[Python-3000] __hash__ : Problem with either documentation or understanding
cvrebert at gmail.com
Wed Jul 30 00:31:38 CEST 2008
Your question isn't really Python-3000-specific, and belongs more on
the comp.lang.python list.
That said, whether it's right for your object really depends on how
you're defining equality for it. Are you defining equality as merely
identity (i.e. are they pointers to the same spot in memory) or does
it depend on the values of their instance variables?
If the former, then your approach is fine, and in fact Python's
default __hash__ does something similar by default using id(), so you
don't even need to implement your own __hash__; just use the default
one from class object.
If the latter, than you shouldn't implement __hash__ because, as the
docs you quote say, Bad Things (tm) will happen if someone puts your
object into a dict and then mutates it.
So really it comes down to answering the question: "Can mutating an
instance of my class affect its equality with other instances?"
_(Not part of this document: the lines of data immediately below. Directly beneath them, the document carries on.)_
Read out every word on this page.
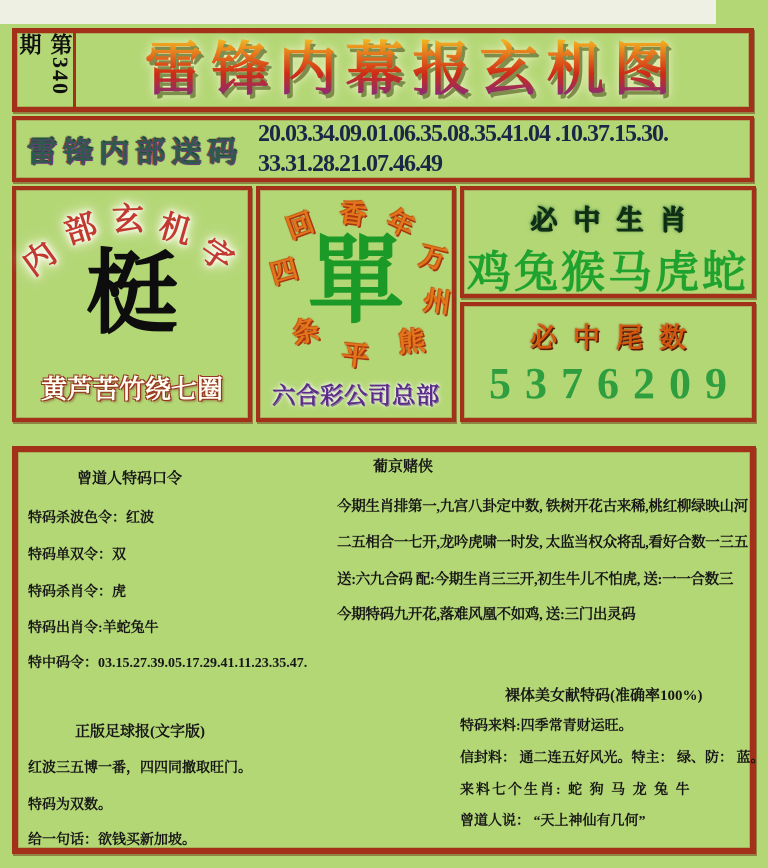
第340期	雷锋内幕报玄机图
雷锋内部送码
20.03.34.09.01.06.35.08.35.41.04 .10.37.15.30.
33.31.28.21.07.46.49
内
部 玄 机
字
梃
黄芦苦竹绕七圈
回 香 年
万
州
熊
平
条
四 單
六合彩公司总部
必中生肖
鸡兔猴马虎蛇
必中尾数
5376209
曾道人特码口令
特码杀波色令：红波
特码单双令：双
特码杀肖令：虎
特码出肖令:羊蛇兔牛
特中码令：03.15.27.39.05.17.29.41.11.23.35.47.
正版足球报(文字版)
红波三五博一番，四四同撤取旺门。
特码为双数。
给一句话：欲钱买新加坡。
葡京赌侠
今期生肖排第一,九宫八卦定中数, 铁树开花古来稀,桃红柳绿映山河
二五相合一七开,龙吟虎啸一时发, 太监当权众将乱,看好合数一三五
送:六九合码 配:今期生肖三三开,初生牛儿不怕虎, 送:一一合数三
今期特码九开花,落难风凰不如鸡, 送:三门出灵码
裸体美女献特码(准确率100%)
特码来料:四季常青财运旺。
信封料： 通二连五好风光。特主： 绿、防： 蓝。
来料七个生肖: 蛇 狗 马 龙 兔 牛
曾道人说： “天上神仙有几何”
I can't answer it for you since you didn't include enough information
about your exact circumstances, but you should be able to answer it
Hope that helps to elucidate it for you. And remember to post to the
correct mailinglist n the future.
Follow the path of the Iguana...
On Tue, Jul 29, 2008 at 3:13 PM, Charles Hixson
<charleshixsn at earthlink.net> wrote:
> """If a class defines mutable objects and implements a __cmp__() or __eq__()
> method, it should not implement __hash__(), since the dictionary
> implementation requires that a key's hash value is immutable (if the object's
> hash value changes, it will be in the wrong hash bucket).
> What I had been planning to do was implement a hash code created by hashing a
> unique integer, say the sequential order in which the instance of the class
> was created. This would be unique and unchanging number, so the explanation
> of why __hash__ should not be created seems wrong. Or *could* it be created?
> In which case that statement that it shouldn't be created is wrong.